Le journaliste français Romain Molina publie les résultats de son investigation

Thu, 8 Dec 2022 Source: www.camerounweb.com

Nous l’avions annoncé il y a quelques semaines. Hervé Guy Ngoyo Ngon, le président de la fédération camerounaise des sports pour déficients physiques (FECASDEP) est au cœur d’une accusation de viol. Le témoignage glaçant d'une athlète a inondé les réseaux sociaux. Dans son témoignage, elle accuse Ngoyo Ngon Guy Hervé, président de ladite fédération de viol dans un hôtel à Yaoundé.

Elle n'est pas la seule à bombarder la toile de ses témoignages glaçants. Plusieurs athlètes handisports révèlent également le harcèlement et attouchement sexuel dont elles sont victimes. En tête de leur bourreau, le patron de la fédération qui aurait instauré ce qu'elles appellent "le droit du cuissage".

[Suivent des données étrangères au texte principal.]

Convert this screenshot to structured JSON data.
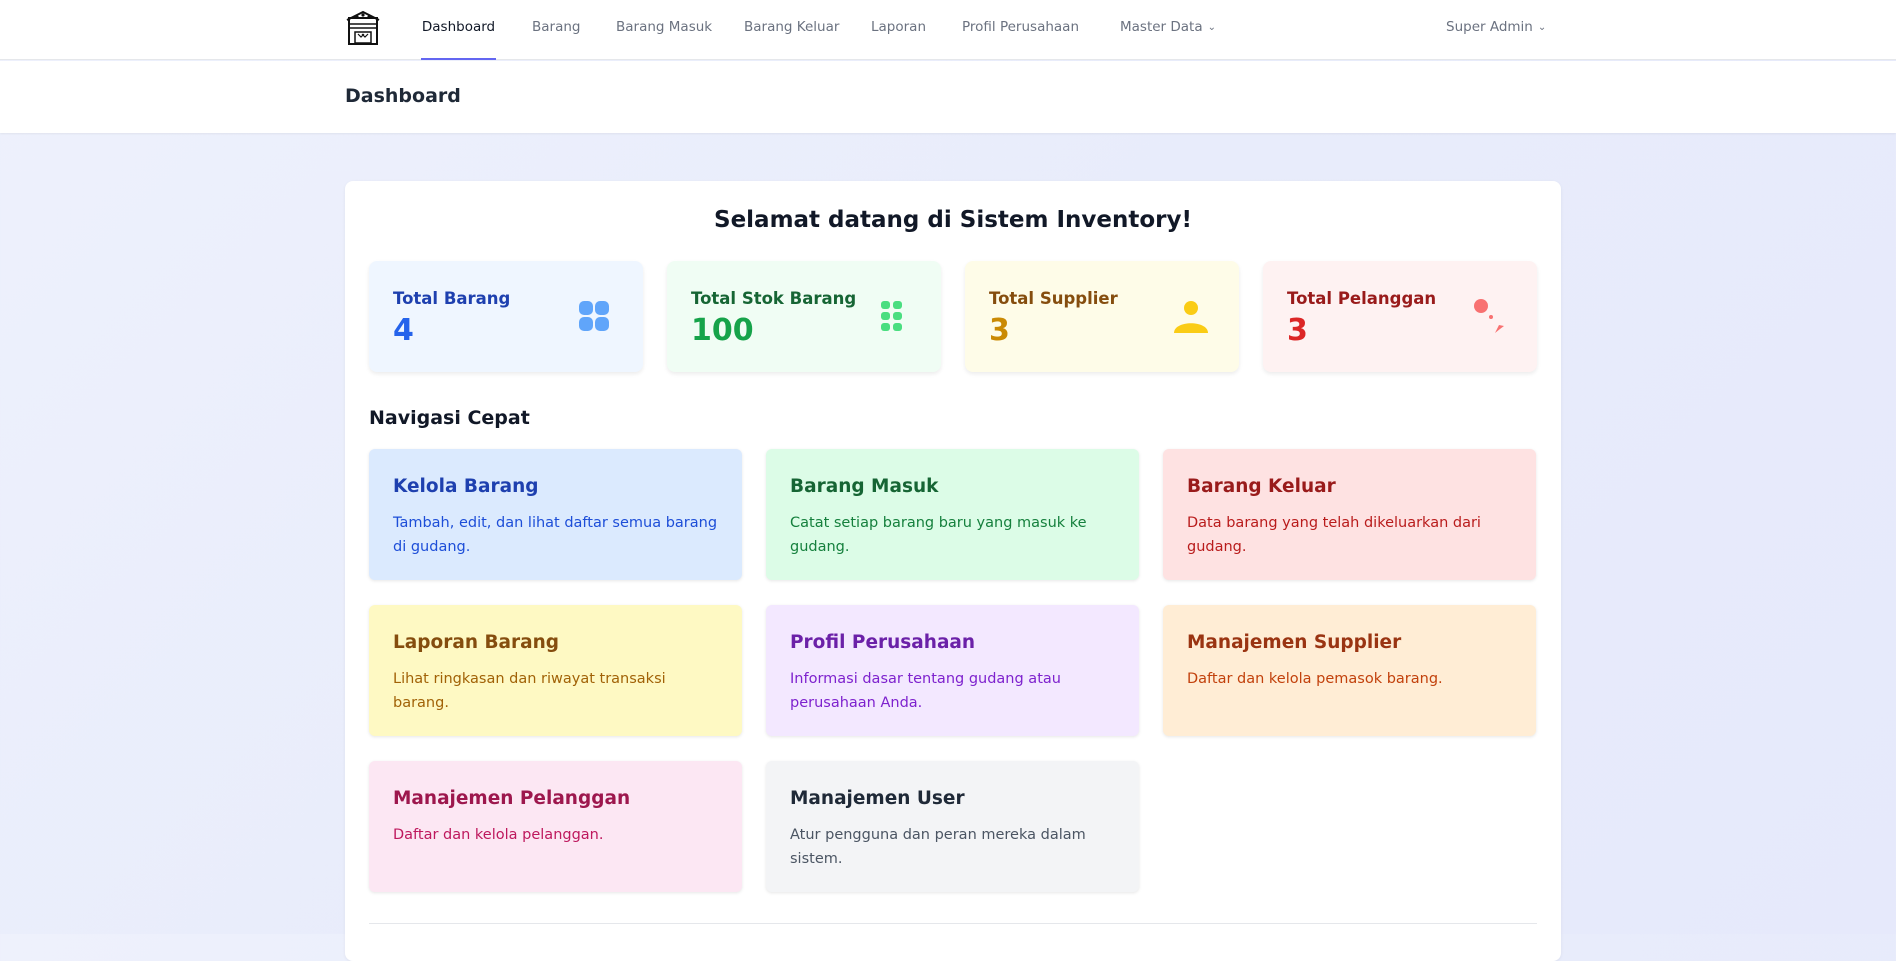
{
  "nav": {
    "items": [
      {
        "label": "Dashboard",
        "active": true
      },
      {
        "label": "Barang"
      },
      {
        "label": "Barang Masuk"
      },
      {
        "label": "Barang Keluar"
      },
      {
        "label": "Laporan"
      },
      {
        "label": "Profil Perusahaan"
      }
    ],
    "master_data": "Master Data",
    "user": "Super Admin"
  },
  "header": {
    "title": "Dashboard"
  },
  "main": {
    "welcome": "Selamat datang di Sistem Inventory!",
    "stats": [
      {
        "label": "Total Barang",
        "value": "4",
        "icon": "grid-icon",
        "color": "#1e40af",
        "value_color": "#2563eb",
        "bg": "#eff6ff"
      },
      {
        "label": "Total Stok Barang",
        "value": "100",
        "icon": "list-grid-icon",
        "color": "#166534",
        "value_color": "#16a34a",
        "bg": "#f0fdf4"
      },
      {
        "label": "Total Supplier",
        "value": "3",
        "icon": "user-icon",
        "color": "#854d0e",
        "value_color": "#ca8a04",
        "bg": "#fefce8"
      },
      {
        "label": "Total Pelanggan",
        "value": "3",
        "icon": "customer-icon",
        "color": "#991b1b",
        "value_color": "#dc2626",
        "bg": "#fef2f2"
      }
    ],
    "quick_nav_title": "Navigasi Cepat",
    "quick_nav": [
      {
        "title": "Kelola Barang",
        "desc": "Tambah, edit, dan lihat daftar semua barang di gudang.",
        "bg": "#dbeafe",
        "color": "#1e40af",
        "desc_color": "#1d4ed8"
      },
      {
        "title": "Barang Masuk",
        "desc": "Catat setiap barang baru yang masuk ke gudang.",
        "bg": "#dcfce7",
        "color": "#166534",
        "desc_color": "#15803d"
      },
      {
        "title": "Barang Keluar",
        "desc": "Data barang yang telah dikeluarkan dari gudang.",
        "bg": "#fee2e2",
        "color": "#991b1b",
        "desc_color": "#b91c1c"
      },
      {
        "title": "Laporan Barang",
        "desc": "Lihat ringkasan dan riwayat transaksi barang.",
        "bg": "#fef9c3",
        "color": "#854d0e",
        "desc_color": "#a16207"
      },
      {
        "title": "Profil Perusahaan",
        "desc": "Informasi dasar tentang gudang atau perusahaan Anda.",
        "bg": "#f3e8ff",
        "color": "#6b21a8",
        "desc_color": "#7e22ce"
      },
      {
        "title": "Manajemen Supplier",
        "desc": "Daftar dan kelola pemasok barang.",
        "bg": "#ffedd5",
        "color": "#9a3412",
        "desc_color": "#c2410c"
      },
      {
        "title": "Manajemen Pelanggan",
        "desc": "Daftar dan kelola pelanggan.",
        "bg": "#fce7f3",
        "color": "#9d174d",
        "desc_color": "#be185d"
      },
      {
        "title": "Manajemen User",
        "desc": "Atur pengguna dan peran mereka dalam sistem.",
        "bg": "#f3f4f6",
        "color": "#1f2937",
        "desc_color": "#4b5563"
      }
    ]
  }
}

Un article du journaliste français Romain Molina vient enfoncer le clou. Après avoir mené des enquêtes approfondies sur le sujet, Romain Molina apportes quelques éléments supplémentaires dans son article dont voici le contenu.



Accusé de viol et de racket, selon plusieurs témoignages, le président de la fédération camerounaise des sports pour déficients physiques ferait régner depuis plus d’une décennie la terreur sur ses athlètes. Face à l’inertie des instances nationales malgré les alertes répétées, de nombreux sportifs camerounais sont contraints à un dilemme et un choix radical : soit mettre un terme à leur carrière, soit choisir l’exil, pour vivre leur passion, assumer leur vie et dénoncer un système corrompu et avilissant. Nos révélations.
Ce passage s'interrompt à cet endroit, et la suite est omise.